Headlines are supposed to highlight the news, but sometimes the news is uncomfortable. Like the sexual abuse cases for the Roman Catholic Church. Avvenire, the daily newspaper of the Italian Catholic bishops’ conference, played down the big news in its front-page headline on Saturday about an interview with the head of the Vatican office dealing with charges of sexual abuse against priests.
In the middle of the front page (at left), it ran the headline “Il ‘pm’ vaticano: in tutto il mondo trecento i preti accusati di pedofilia.” — Vatican public prosecutor: 300 priests accused of pedophilia in the whole world.” That actually doesn’t sound like that many, given all the cases we’ve heard about all these years.
It’s only in the interview on page 5 that the real picture emerges. There the reader finds a much larger figure of 3,000 accusations of sexual misdeeds of all kinds made against priests since 2001, concerning cases dating back up to 50 years ago. That sounds more like it, although it still must be lower than the real number of cases because so many don’t get reported.
Msgr. Charles Scicluna, the “promoter of justice” for the Congregation for the Doctrine of the Faith, broke down this large figure into three categories — cases of pedophile and same-sex ephebophile acts and cases of heterosexual acts.
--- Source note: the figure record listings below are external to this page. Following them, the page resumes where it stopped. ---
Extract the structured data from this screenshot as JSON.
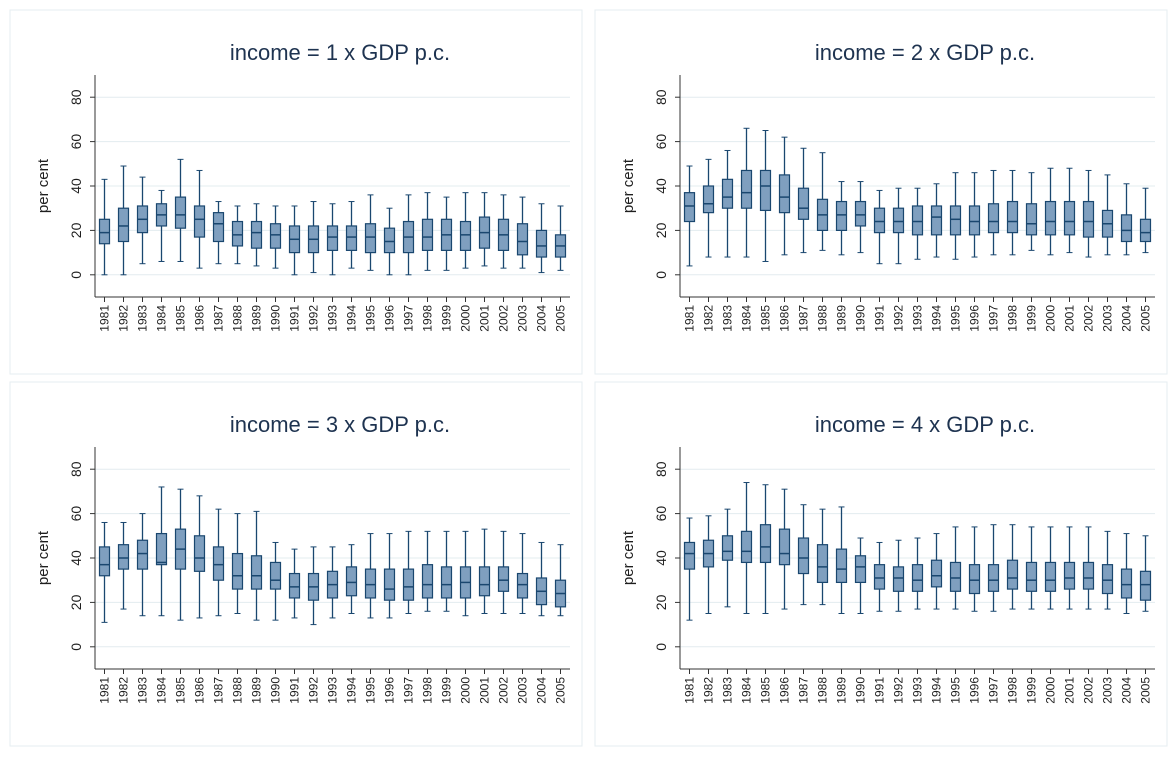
{
  "chart_data": [
    {
      "type": "box",
      "title": "income = 1 x GDP p.c.",
      "y_label": "per cent",
      "color": "#7f9fbf",
      "ylim": [
        -10,
        90
      ],
      "yticks": [
        0,
        20,
        40,
        60,
        80
      ],
      "grid": true,
      "categories": [
        "1981",
        "1982",
        "1983",
        "1984",
        "1985",
        "1986",
        "1987",
        "1988",
        "1989",
        "1990",
        "1991",
        "1992",
        "1993",
        "1994",
        "1995",
        "1996",
        "1997",
        "1998",
        "1999",
        "2000",
        "2001",
        "2002",
        "2003",
        "2004",
        "2005"
      ],
      "min": [
        0,
        0,
        5,
        6,
        6,
        3,
        5,
        5,
        4,
        3,
        0,
        1,
        0,
        3,
        2,
        0,
        0,
        2,
        2,
        3,
        4,
        3,
        3,
        1,
        2
      ],
      "q1": [
        14,
        15,
        19,
        22,
        21,
        17,
        15,
        13,
        12,
        12,
        10,
        10,
        11,
        11,
        10,
        10,
        10,
        11,
        11,
        11,
        12,
        11,
        9,
        8,
        8
      ],
      "median": [
        19,
        22,
        25,
        27,
        27,
        25,
        23,
        18,
        19,
        18,
        16,
        16,
        17,
        17,
        17,
        15,
        17,
        17,
        18,
        18,
        19,
        18,
        15,
        13,
        13
      ],
      "q3": [
        25,
        30,
        31,
        32,
        35,
        31,
        28,
        24,
        24,
        23,
        22,
        22,
        22,
        22,
        23,
        21,
        24,
        25,
        25,
        24,
        26,
        25,
        23,
        20,
        18
      ],
      "max": [
        43,
        49,
        44,
        38,
        52,
        47,
        33,
        31,
        32,
        31,
        31,
        33,
        32,
        33,
        36,
        30,
        36,
        37,
        35,
        37,
        37,
        36,
        35,
        32,
        31
      ]
    },
    {
      "type": "box",
      "title": "income = 2 x GDP p.c.",
      "y_label": "per cent",
      "color": "#7f9fbf",
      "ylim": [
        -10,
        90
      ],
      "yticks": [
        0,
        20,
        40,
        60,
        80
      ],
      "grid": true,
      "categories": [
        "1981",
        "1982",
        "1983",
        "1984",
        "1985",
        "1986",
        "1987",
        "1988",
        "1989",
        "1990",
        "1991",
        "1992",
        "1993",
        "1994",
        "1995",
        "1996",
        "1997",
        "1998",
        "1999",
        "2000",
        "2001",
        "2002",
        "2003",
        "2004",
        "2005"
      ],
      "min": [
        4,
        8,
        8,
        8,
        6,
        9,
        10,
        11,
        9,
        10,
        5,
        5,
        7,
        8,
        7,
        8,
        9,
        9,
        11,
        9,
        10,
        8,
        9,
        9,
        10
      ],
      "q1": [
        24,
        28,
        30,
        30,
        29,
        28,
        25,
        20,
        20,
        22,
        19,
        19,
        18,
        18,
        18,
        18,
        19,
        19,
        18,
        18,
        18,
        17,
        17,
        15,
        15
      ],
      "median": [
        31,
        32,
        35,
        37,
        40,
        35,
        30,
        27,
        27,
        27,
        24,
        24,
        24,
        26,
        25,
        24,
        24,
        24,
        23,
        24,
        24,
        24,
        23,
        20,
        19
      ],
      "q3": [
        37,
        40,
        43,
        47,
        47,
        45,
        39,
        34,
        33,
        33,
        30,
        30,
        31,
        31,
        31,
        31,
        32,
        33,
        32,
        33,
        33,
        33,
        29,
        27,
        25
      ],
      "max": [
        49,
        52,
        56,
        66,
        65,
        62,
        57,
        55,
        42,
        42,
        38,
        39,
        39,
        41,
        46,
        46,
        47,
        47,
        46,
        48,
        48,
        47,
        45,
        41,
        39
      ]
    },
    {
      "type": "box",
      "title": "income = 3 x GDP p.c.",
      "y_label": "per cent",
      "color": "#7f9fbf",
      "ylim": [
        -10,
        90
      ],
      "yticks": [
        0,
        20,
        40,
        60,
        80
      ],
      "grid": true,
      "categories": [
        "1981",
        "1982",
        "1983",
        "1984",
        "1985",
        "1986",
        "1987",
        "1988",
        "1989",
        "1990",
        "1991",
        "1992",
        "1993",
        "1994",
        "1995",
        "1996",
        "1997",
        "1998",
        "1999",
        "2000",
        "2001",
        "2002",
        "2003",
        "2004",
        "2005"
      ],
      "min": [
        11,
        17,
        14,
        14,
        12,
        13,
        14,
        15,
        12,
        12,
        13,
        10,
        13,
        15,
        13,
        13,
        15,
        16,
        16,
        14,
        15,
        15,
        15,
        14,
        14
      ],
      "q1": [
        32,
        35,
        35,
        37,
        35,
        34,
        30,
        26,
        26,
        26,
        22,
        21,
        22,
        23,
        22,
        21,
        21,
        22,
        22,
        22,
        23,
        25,
        22,
        19,
        18
      ],
      "median": [
        37,
        40,
        42,
        38,
        44,
        40,
        37,
        32,
        32,
        30,
        27,
        27,
        28,
        29,
        28,
        26,
        27,
        28,
        28,
        29,
        28,
        30,
        28,
        25,
        24
      ],
      "q3": [
        45,
        46,
        48,
        51,
        53,
        50,
        45,
        42,
        41,
        38,
        33,
        33,
        34,
        36,
        35,
        35,
        35,
        37,
        36,
        36,
        36,
        36,
        33,
        31,
        30
      ],
      "max": [
        56,
        56,
        60,
        72,
        71,
        68,
        62,
        60,
        61,
        47,
        44,
        45,
        45,
        46,
        51,
        51,
        52,
        52,
        52,
        52,
        53,
        52,
        51,
        47,
        46
      ]
    },
    {
      "type": "box",
      "title": "income = 4 x GDP p.c.",
      "y_label": "per cent",
      "color": "#7f9fbf",
      "ylim": [
        -10,
        90
      ],
      "yticks": [
        0,
        20,
        40,
        60,
        80
      ],
      "grid": true,
      "categories": [
        "1981",
        "1982",
        "1983",
        "1984",
        "1985",
        "1986",
        "1987",
        "1988",
        "1989",
        "1990",
        "1991",
        "1992",
        "1993",
        "1994",
        "1995",
        "1996",
        "1997",
        "1998",
        "1999",
        "2000",
        "2001",
        "2002",
        "2003",
        "2004",
        "2005"
      ],
      "min": [
        12,
        15,
        18,
        15,
        15,
        17,
        19,
        19,
        15,
        15,
        16,
        16,
        17,
        17,
        17,
        16,
        16,
        17,
        17,
        17,
        17,
        17,
        17,
        15,
        16
      ],
      "q1": [
        35,
        36,
        39,
        38,
        38,
        37,
        33,
        29,
        29,
        29,
        26,
        25,
        25,
        27,
        25,
        24,
        25,
        26,
        25,
        25,
        26,
        26,
        24,
        22,
        21
      ],
      "median": [
        42,
        42,
        43,
        43,
        45,
        42,
        40,
        36,
        35,
        36,
        31,
        31,
        30,
        32,
        31,
        30,
        30,
        31,
        30,
        30,
        31,
        31,
        30,
        28,
        28
      ],
      "q3": [
        47,
        48,
        50,
        52,
        55,
        53,
        49,
        46,
        44,
        41,
        37,
        36,
        37,
        39,
        38,
        37,
        37,
        39,
        38,
        38,
        38,
        38,
        37,
        35,
        34
      ],
      "max": [
        58,
        59,
        62,
        74,
        73,
        71,
        64,
        62,
        63,
        49,
        47,
        48,
        49,
        51,
        54,
        54,
        55,
        55,
        54,
        54,
        54,
        54,
        52,
        51,
        50
      ]
    }
  ]
}
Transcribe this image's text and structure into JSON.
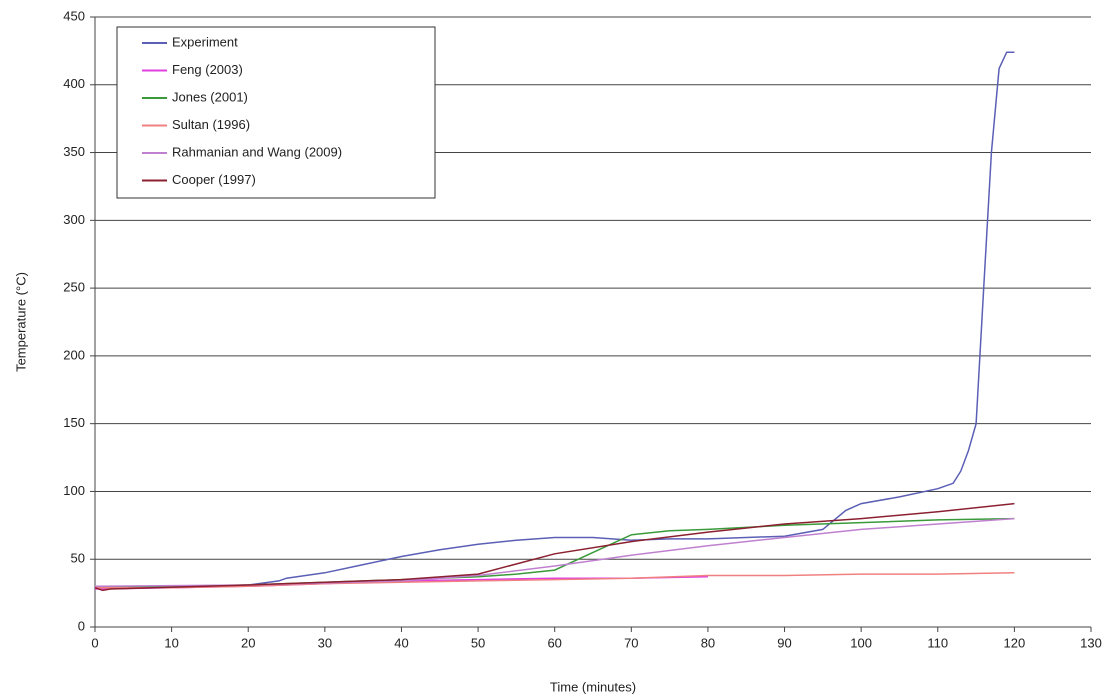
{
  "chart_data": {
    "type": "line",
    "x_label": "Time (minutes)",
    "y_label": "Temperature (°C)",
    "xlim": [
      0,
      130
    ],
    "ylim": [
      0,
      450
    ],
    "xticks": [
      0,
      10,
      20,
      30,
      40,
      50,
      60,
      70,
      80,
      90,
      100,
      110,
      120,
      130
    ],
    "yticks": [
      0,
      50,
      100,
      150,
      200,
      250,
      300,
      350,
      400,
      450
    ],
    "grid": true,
    "legend": "upper left",
    "series": [
      {
        "name": "Experiment",
        "color": "#5b5fb5",
        "x": [
          0,
          5,
          10,
          15,
          20,
          24,
          25,
          30,
          35,
          40,
          45,
          50,
          55,
          60,
          65,
          70,
          75,
          80,
          85,
          90,
          95,
          98,
          100,
          105,
          110,
          112,
          113,
          114,
          115,
          116,
          117,
          118,
          119,
          120
        ],
        "values": [
          30,
          30,
          30,
          30,
          31,
          34,
          36,
          40,
          46,
          52,
          57,
          61,
          64,
          66,
          66,
          64,
          65,
          65,
          66,
          67,
          72,
          86,
          91,
          96,
          102,
          106,
          115,
          130,
          150,
          250,
          350,
          412,
          424,
          424
        ]
      },
      {
        "name": "Feng (2003)",
        "color": "#e040e0",
        "x": [
          0,
          10,
          20,
          30,
          40,
          50,
          60,
          70,
          80
        ],
        "values": [
          28,
          29,
          30,
          32,
          34,
          35,
          36,
          36,
          37
        ]
      },
      {
        "name": "Jones (2001)",
        "color": "#3a9a3a",
        "x": [
          0,
          20,
          40,
          50,
          55,
          60,
          65,
          70,
          75,
          80,
          90,
          100,
          110,
          120
        ],
        "values": [
          29,
          31,
          35,
          37,
          39,
          42,
          55,
          68,
          71,
          72,
          75,
          77,
          79,
          80
        ]
      },
      {
        "name": "Sultan (1996)",
        "color": "#f08080",
        "x": [
          0,
          10,
          20,
          30,
          40,
          50,
          60,
          70,
          80,
          90,
          100,
          110,
          120
        ],
        "values": [
          29,
          29,
          30,
          32,
          33,
          34,
          35,
          36,
          38,
          38,
          39,
          39,
          40
        ]
      },
      {
        "name": "Rahmanian and Wang (2009)",
        "color": "#c080d0",
        "x": [
          0,
          20,
          40,
          50,
          60,
          70,
          80,
          90,
          100,
          110,
          120
        ],
        "values": [
          30,
          31,
          34,
          38,
          45,
          53,
          60,
          66,
          72,
          76,
          80
        ]
      },
      {
        "name": "Cooper (1997)",
        "color": "#8b2030",
        "x": [
          0,
          1,
          2,
          20,
          40,
          50,
          60,
          70,
          80,
          90,
          100,
          110,
          120
        ],
        "values": [
          29,
          27,
          28,
          31,
          35,
          39,
          54,
          63,
          70,
          76,
          80,
          85,
          91
        ]
      }
    ]
  }
}
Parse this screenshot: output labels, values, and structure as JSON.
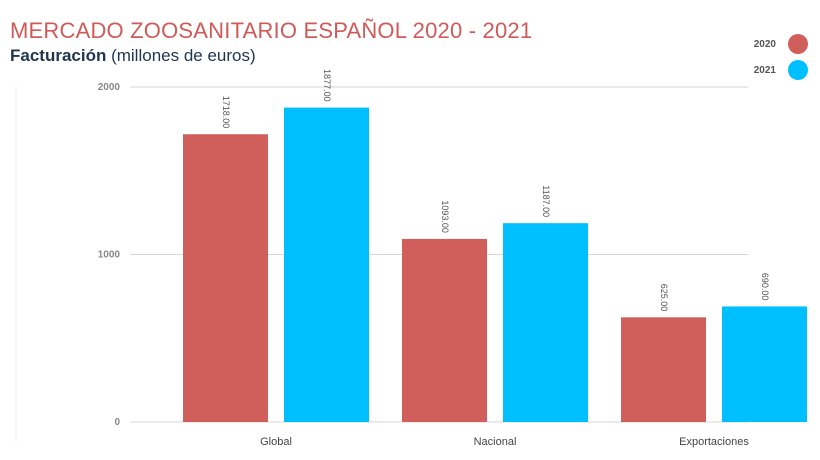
{
  "header": {
    "title": "MERCADO ZOOSANITARIO ESPAÑOL 2020 - 2021",
    "subtitle_bold": "Facturación",
    "subtitle_rest": " (millones de euros)"
  },
  "colors": {
    "title": "#d05a58",
    "subtitle": "#1f3550",
    "series_2020": "#d05f5c",
    "series_2021": "#00bfff",
    "grid": "#d6d6d6",
    "axis_text": "#888888"
  },
  "chart_data": {
    "type": "bar",
    "title": "MERCADO ZOOSANITARIO ESPAÑOL 2020 - 2021",
    "subtitle": "Facturación (millones de euros)",
    "categories": [
      "Global",
      "Nacional",
      "Exportaciones"
    ],
    "series": [
      {
        "name": "2020",
        "color": "#d05f5c",
        "values": [
          1718,
          1093,
          625
        ],
        "labels": [
          "1718.00",
          "1093.00",
          "625.00"
        ]
      },
      {
        "name": "2021",
        "color": "#00bfff",
        "values": [
          1877,
          1187,
          690
        ],
        "labels": [
          "1877.00",
          "1187.00",
          "690.00"
        ]
      }
    ],
    "yticks": [
      0,
      1000,
      2000
    ],
    "ylim": [
      0,
      2000
    ],
    "grid": true,
    "legend_position": "top-right"
  }
}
Some 60% of the cases were ephebophile (with adolescents), 30% were heterosexual (with adolescent and adult females) and 10% were pedophile (with prepubescent children).
So which figure got highlighted on the main page? The smallest, of course. This is all the more interesting because the the news shorthand for these cases tends to use words like pedophile or children. By ignoring the majority of cases that concern adolescents, the Avvenire headline makes it all seem less of a problem than it is.